After the war, a Norwegian Spitfire squadron was stationed here, but in 1946 the airfield was closed. All buildings were torn down and the wood transported to northern Norway to help rebuild Finnmark which the Germans had left in ruins. After that, the airfield was used for sporadic exercises.

It wasn't until 1950 that the government decided that the airfield should be made a permanent deployment-airfield. In 1952, a new runway had been made, and in 1954, it was expanded to handle NATO forces. It was then the airfield got today's looks. In October 1954, Squadron 338 was rebased from Sola and remains as the only fighter force at the airfield.
In the summer of 1958, the SAM battery was established, and in August 1970, the detachment from Squadron 330 arrived. In November 1983, the airfield was customized to handle the NATO E-3A AWACS which routinely visits from Geilenkirchen air base to sustain the surveillance chain at the NATO border.

In February 2012 a proposition was passed in Stortinget which will make Ørland the principal air base of Norway and also replacing Bodø. The decision to move the other air station Bodø to Ørland is mainly due to the retreat from Cold War-era practices and the incorporation of the new F-35 Lightning II jet fighter into the Royal Norwegian Air Force which were recently ordered by the Norwegian government from Lockheed Martin. Beginning in 2012 the air base hosted the NATO trials for its joint technological interoperability exercises.

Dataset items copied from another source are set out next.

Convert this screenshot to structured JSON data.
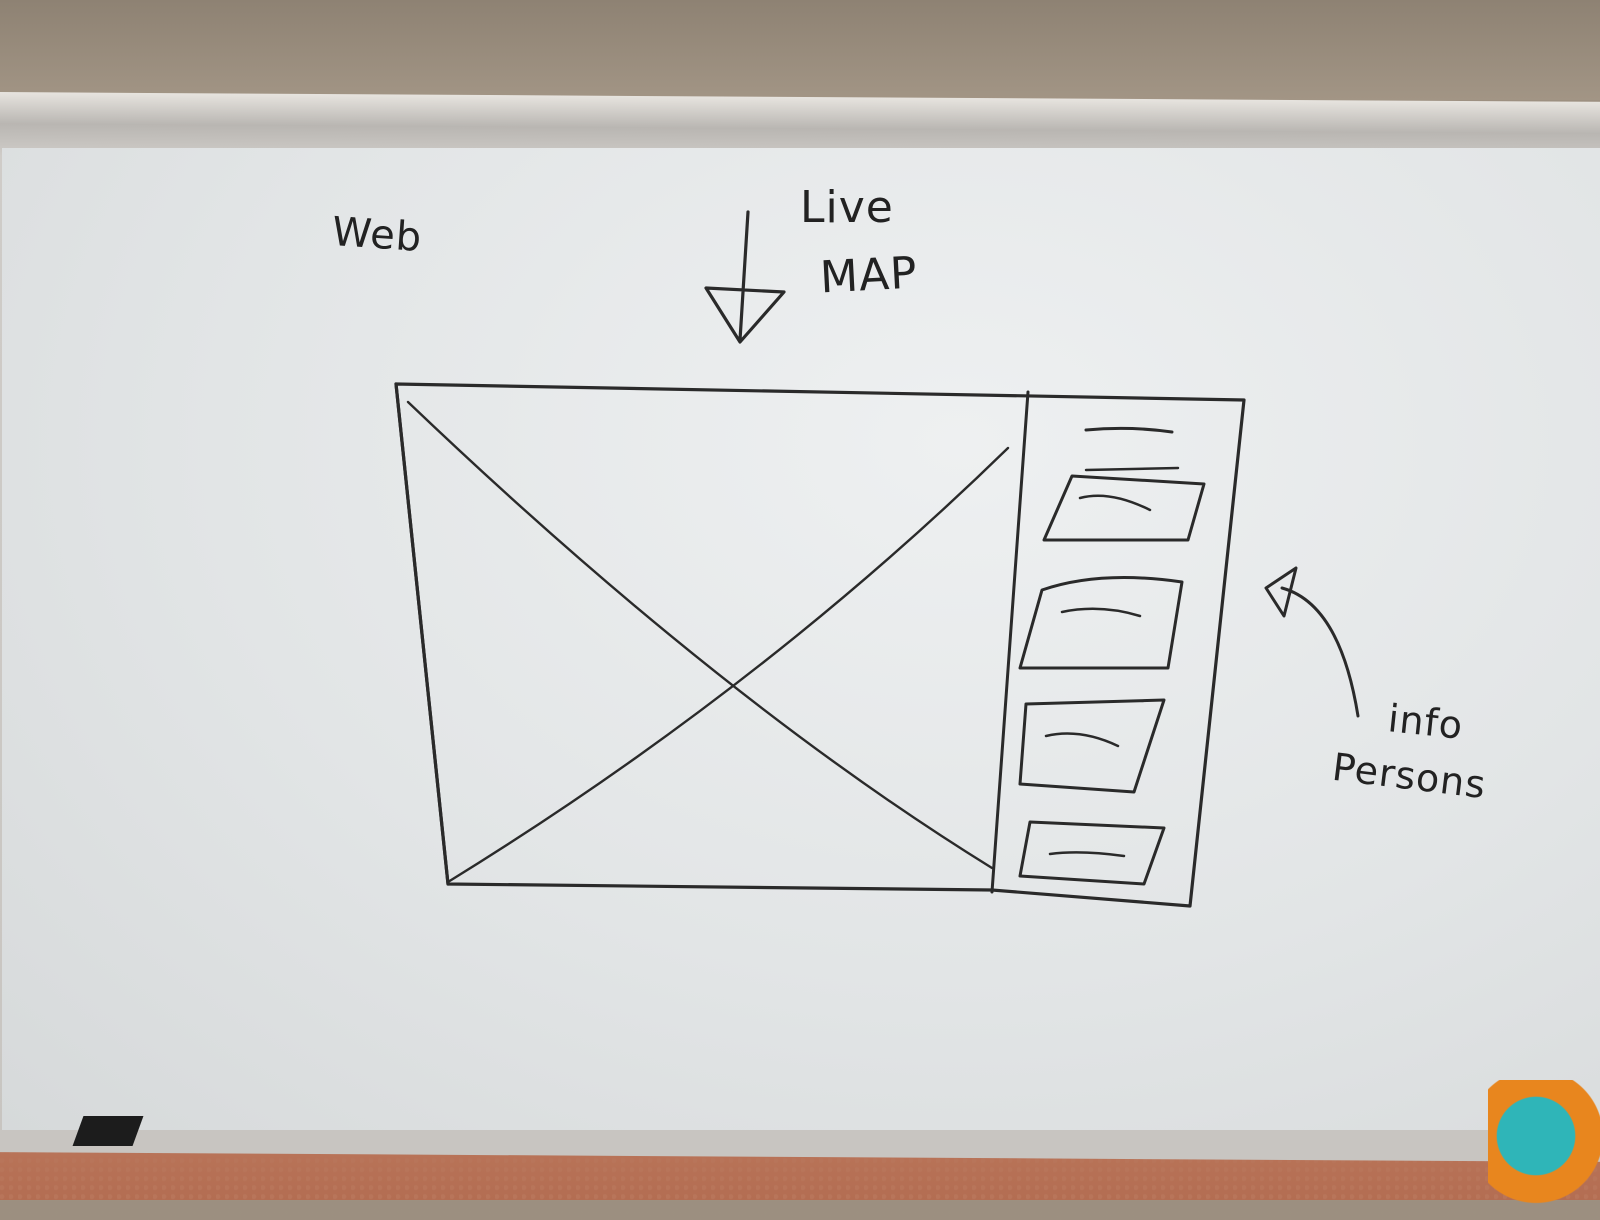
{
  "whiteboard": {
    "label_web": "Web",
    "label_live": "Live",
    "label_map": "MAP",
    "label_info": "info",
    "label_persons": "Persons",
    "ink_color": "#2a2a2a"
  },
  "sketch": {
    "map_placeholder": "crossed-box",
    "sidebar_cards": 4
  }
}
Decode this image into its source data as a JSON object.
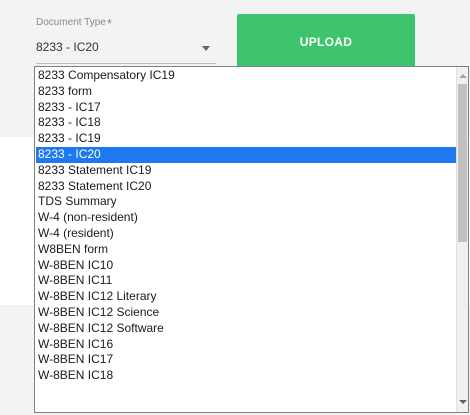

Ørland Main Air Station has facilities and stored equipment to receive United States Marine Corps fixed-wing aircraft which are maintained under the Marine Corps Prepositioning Program-Norway.

Between February and March 2021, the US Air Force deployed strategic bombers to Ørland as part of its Bomber Task Force Europe mission. Four B-1B Lancers and 200 personnel from 9th Expeditionary Bomb Squadron were deployed from Dyess Air Force Base in Texas.

== Based units ==
Units based at Ørland Main Air Station.

=== Royal Norwegian Air Force ===

- 132 Air Wing
  - 331 Squadron – F-35A Lightning II
  - 332 Squadron – F-35A Lightning II
  - Air defence battalion – NASAMS III
  - Base defense battalion
- 330 Squadron (Detachment) – AW101 SAR Queen

=== Joint services ===

- Norwegian Cyber Defence Force
- Norwegian Defence Logistics Organization

=== NATO ===
Supreme Allied Commander Europe

- NATO Airborne Early Warning & Control Force
  - Forward Operating Location – E-3A Sentry (periodic deployments)

==Civil Aviation==
A local aviation club operates from the civil side of the airport.